Pour Mathieu, médiateur lui-aussi, “parfois les professeurs, les parents ont peur parce qu'ils pensent que les élèves vont louper des cours, perdre des compétences pendant la formation“. Il explique ne pas prendre que des bons élèves, mais ajoute que “parfois ça marche et parfois ça ne marche pas“. Les différents témoignages de médiateurs révèlent que la formation permet de faire comprendre aux enfants le rôle du médiateur, le code de déontologie, l'impartialité à avoir tout comme le respect de la vie privée. Les émotions sont abordées, un travail sur l'interprétation, la rumeur, le “comment aller vers“ ou sur la notion de besoin est réalisé, souvent sous forme de jeu.
De plus, Godefroy “fixe une journée de suivi pour savoir si les élèves rencontrent des difficultés dans la gestion des conflits, si ils ont repéré des choses“ et leur propose de venir assister à une de ses médiations. D'ailleurs, ajoute Awa, “il faut faire comprendre dès le début aux enfants que c'est une responsabilité, quel impact ça va avoir sur eux“.
Enfin, Arnaud précise que le rôle du médiateur est d'être dans la continuité du travail que font les enseignements, d'approfondir et il remarque qu' “à la récréation, ça permet de décharger un petit peu les professeurs“. Il se souvient de l'année 2011 où une directrice lui parle d'une baisse de 200 à 40 conflits dans son établissement en une année grâce aux médiateurs. Et d'ailleurs selon ses dires, “le vrai danger c'est de l'arrêter“.
L'association France médiation estime que l'évaluation du dispositif en 2014 par le LIEPP (laboratoire interdisciplinaire d’évaluation des politiques publiques - Sciences po) “a démontré son utilité et son efficacité“, particulièrement chez les garçons de sixième avec une nette baisse de l'absentéisme (31 %), du nombre de parents sans aucun contact avec l'école, ainsi que du harcèlement (réduction de moitié du taux) et du cyberharcèlement. Laurent Giraud, le directeur de France Médiation, explique que l'action des médiateurs s'inscrit dans la stratégie française de lutte contre le harcèlement à l'école. Ceux-ci ont "une mission de prévention en sensibilisant au harcèlement“, ils “détectent des situations de harcèlement via un lien de proximité avec les différents acteurs et leur présence active sur le territoire, dans et aux abords des établissements“, et sont un relai de tout cas avéré.

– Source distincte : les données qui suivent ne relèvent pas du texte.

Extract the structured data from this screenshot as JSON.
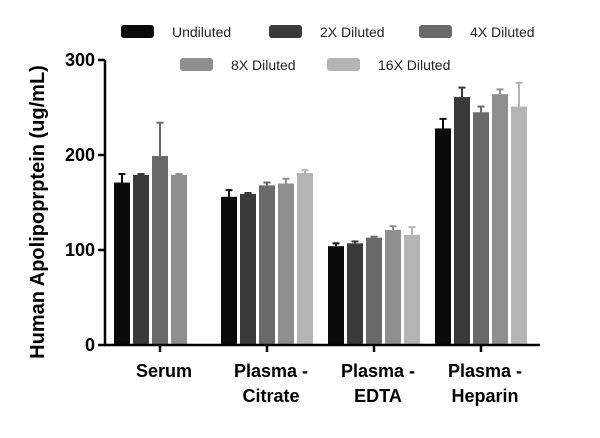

Il indique de plus que l'intervention repose sur l'écoute, le médiateur optant pour une “posture de tiers impartial“. Mais quels sont les freins à l'élargissement ou la systématisation d'un tel dispositif ? Pourquoi n'ont-ils pas été adossés à tous les projets de cités éducatives ? Selon Laurent Giraud, “il faudrait un médiateur dans chaque établissement REP/REP+ de France“. Il note qu'un manque de notoriété pourrait être un frein à leur expansion, tout comme le sous-développement d'une culture de la négociation dans le pays, mais aussi le coût du dispositif. La mesure coûte 6,4 millions d'euros pour 161 médiateurs, soit 40 000 euros par poste.

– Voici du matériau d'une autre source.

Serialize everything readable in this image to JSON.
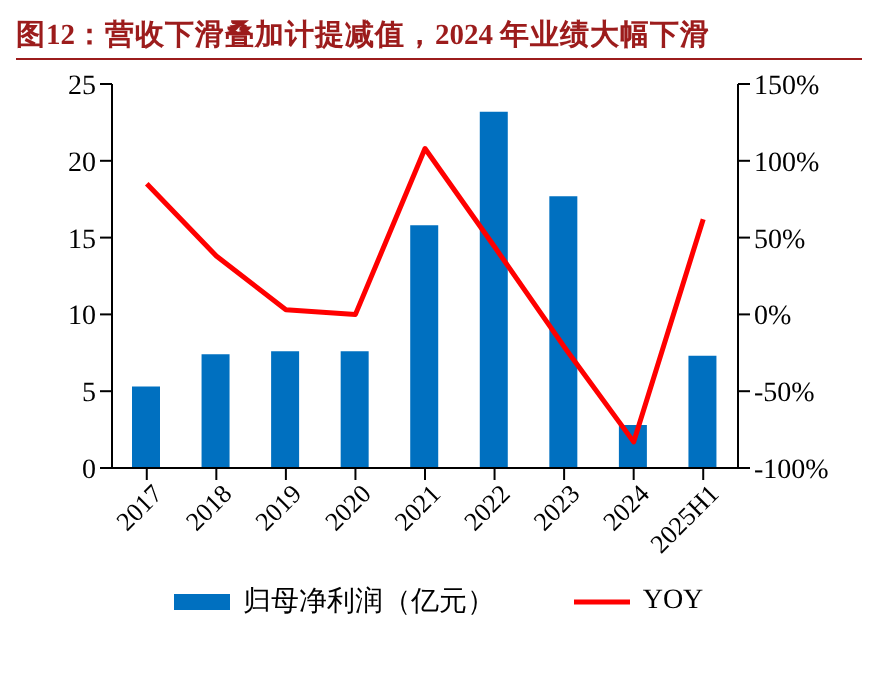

La conférence de presse, intitulée “les réussites de la médiation à l'école“ et construite autour de la question : Comment développer la culture de l'apaisement et de la prévention pour lutter contre le harcèlement à l'école ? a été l'occasion de présenter un livret des réussites de la médiation à l'école, “outil au service des établissements et des élèves pour apporter des solutions de prévention au harcèlement scolaire“.